Otter Tail County Sheriff Barry Fitzgibbons said in a statement Wednesday that his staff will follow the state’s orders.

“I sincerely regret that this incident occurred,” Fitzgibbons said in a statement. “The Otter Tail County Sheriff’s Office is committed to protecting the safety and security of our staff and inmates. We will work closely with the DOC to ensure the requirements set forth in their order are implemented.”

The incident came to light on Feb. 20 when the prison administrator contacted the Department of Corrections to self-report the staff’s actions and told the agency it had launched an internal investigation with the assistance of a local law firm. The department decided it would also conduct its own investigation.

The inmate, whose name was not released, was transferred to a jail in a neighboring county. The reason he was being held was not detailed in the order, other than to say “he had disciplinary time remaining from a previous prison sentence.”

The sheriff’s statement did not dispute the state’s findings.

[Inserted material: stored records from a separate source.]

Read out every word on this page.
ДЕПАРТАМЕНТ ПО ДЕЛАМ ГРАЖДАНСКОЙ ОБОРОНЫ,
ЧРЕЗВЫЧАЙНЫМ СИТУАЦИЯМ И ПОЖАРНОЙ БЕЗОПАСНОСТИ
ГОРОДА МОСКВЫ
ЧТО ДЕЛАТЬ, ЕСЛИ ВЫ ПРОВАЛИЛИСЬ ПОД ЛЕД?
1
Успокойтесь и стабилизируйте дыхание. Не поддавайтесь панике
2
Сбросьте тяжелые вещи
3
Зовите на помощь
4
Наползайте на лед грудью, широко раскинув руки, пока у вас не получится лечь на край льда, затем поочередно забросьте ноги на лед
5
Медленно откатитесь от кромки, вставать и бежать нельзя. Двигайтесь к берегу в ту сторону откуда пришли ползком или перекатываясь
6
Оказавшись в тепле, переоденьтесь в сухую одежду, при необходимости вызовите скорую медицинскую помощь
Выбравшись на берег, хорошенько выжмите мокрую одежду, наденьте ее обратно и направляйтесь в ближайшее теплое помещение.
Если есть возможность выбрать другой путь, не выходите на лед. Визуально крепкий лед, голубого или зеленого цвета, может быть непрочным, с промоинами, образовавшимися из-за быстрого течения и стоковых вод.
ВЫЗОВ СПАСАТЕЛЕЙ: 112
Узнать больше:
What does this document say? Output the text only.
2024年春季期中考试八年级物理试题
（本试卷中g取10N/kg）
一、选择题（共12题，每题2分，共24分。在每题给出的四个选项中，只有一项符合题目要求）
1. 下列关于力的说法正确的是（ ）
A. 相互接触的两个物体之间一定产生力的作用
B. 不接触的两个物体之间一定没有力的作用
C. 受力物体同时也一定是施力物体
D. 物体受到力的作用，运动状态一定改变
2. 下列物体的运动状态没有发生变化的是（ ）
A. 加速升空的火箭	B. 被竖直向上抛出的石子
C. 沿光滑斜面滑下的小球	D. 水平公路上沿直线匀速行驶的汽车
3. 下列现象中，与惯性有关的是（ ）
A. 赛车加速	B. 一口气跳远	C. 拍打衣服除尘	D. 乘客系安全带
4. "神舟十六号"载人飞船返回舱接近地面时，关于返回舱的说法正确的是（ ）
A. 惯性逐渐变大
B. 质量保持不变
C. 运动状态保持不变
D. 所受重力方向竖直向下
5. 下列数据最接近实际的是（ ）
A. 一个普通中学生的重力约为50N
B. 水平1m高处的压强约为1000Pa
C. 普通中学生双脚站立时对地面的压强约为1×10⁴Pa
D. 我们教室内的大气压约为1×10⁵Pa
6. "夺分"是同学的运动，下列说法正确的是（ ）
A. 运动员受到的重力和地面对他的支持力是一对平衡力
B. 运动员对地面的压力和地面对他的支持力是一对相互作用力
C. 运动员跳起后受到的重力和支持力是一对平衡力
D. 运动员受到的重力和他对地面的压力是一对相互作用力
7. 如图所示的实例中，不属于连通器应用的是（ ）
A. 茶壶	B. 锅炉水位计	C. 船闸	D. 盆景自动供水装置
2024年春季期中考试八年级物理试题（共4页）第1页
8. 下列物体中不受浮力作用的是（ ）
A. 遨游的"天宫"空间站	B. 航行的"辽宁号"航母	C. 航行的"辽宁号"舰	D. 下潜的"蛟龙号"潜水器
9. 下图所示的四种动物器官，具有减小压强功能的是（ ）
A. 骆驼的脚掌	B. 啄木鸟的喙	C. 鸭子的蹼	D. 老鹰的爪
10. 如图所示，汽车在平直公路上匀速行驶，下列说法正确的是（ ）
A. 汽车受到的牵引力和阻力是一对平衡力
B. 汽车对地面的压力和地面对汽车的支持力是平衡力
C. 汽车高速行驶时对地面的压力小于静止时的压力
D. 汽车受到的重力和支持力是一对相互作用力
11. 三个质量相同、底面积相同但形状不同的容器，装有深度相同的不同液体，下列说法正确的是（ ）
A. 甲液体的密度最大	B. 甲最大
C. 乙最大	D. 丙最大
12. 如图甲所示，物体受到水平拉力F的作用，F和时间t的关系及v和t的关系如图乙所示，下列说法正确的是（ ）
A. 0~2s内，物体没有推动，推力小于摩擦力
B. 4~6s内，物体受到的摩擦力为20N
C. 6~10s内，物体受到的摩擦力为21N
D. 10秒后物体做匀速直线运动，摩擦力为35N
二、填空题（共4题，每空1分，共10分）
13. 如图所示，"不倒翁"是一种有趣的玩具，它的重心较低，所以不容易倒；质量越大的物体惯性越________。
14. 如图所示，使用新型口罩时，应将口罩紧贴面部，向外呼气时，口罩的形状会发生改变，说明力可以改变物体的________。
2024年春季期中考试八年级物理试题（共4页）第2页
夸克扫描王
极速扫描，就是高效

His office did not immediately respond to follow-up messages about whether staff had been disciplined, why the inmate was being held and whether he had mental health issues.

Corrections officials ordered refresher and remedial training for prison staff, including on proper supervision of inmates, inmate rights and recognizing the signs of mental illness.

The reinstatement of the jail’s authorization to resume normal operations will be contingent upon the completion of all ordered corrective actions and assurance that a plan is in place to prevent such an incident from occurring again, the order said.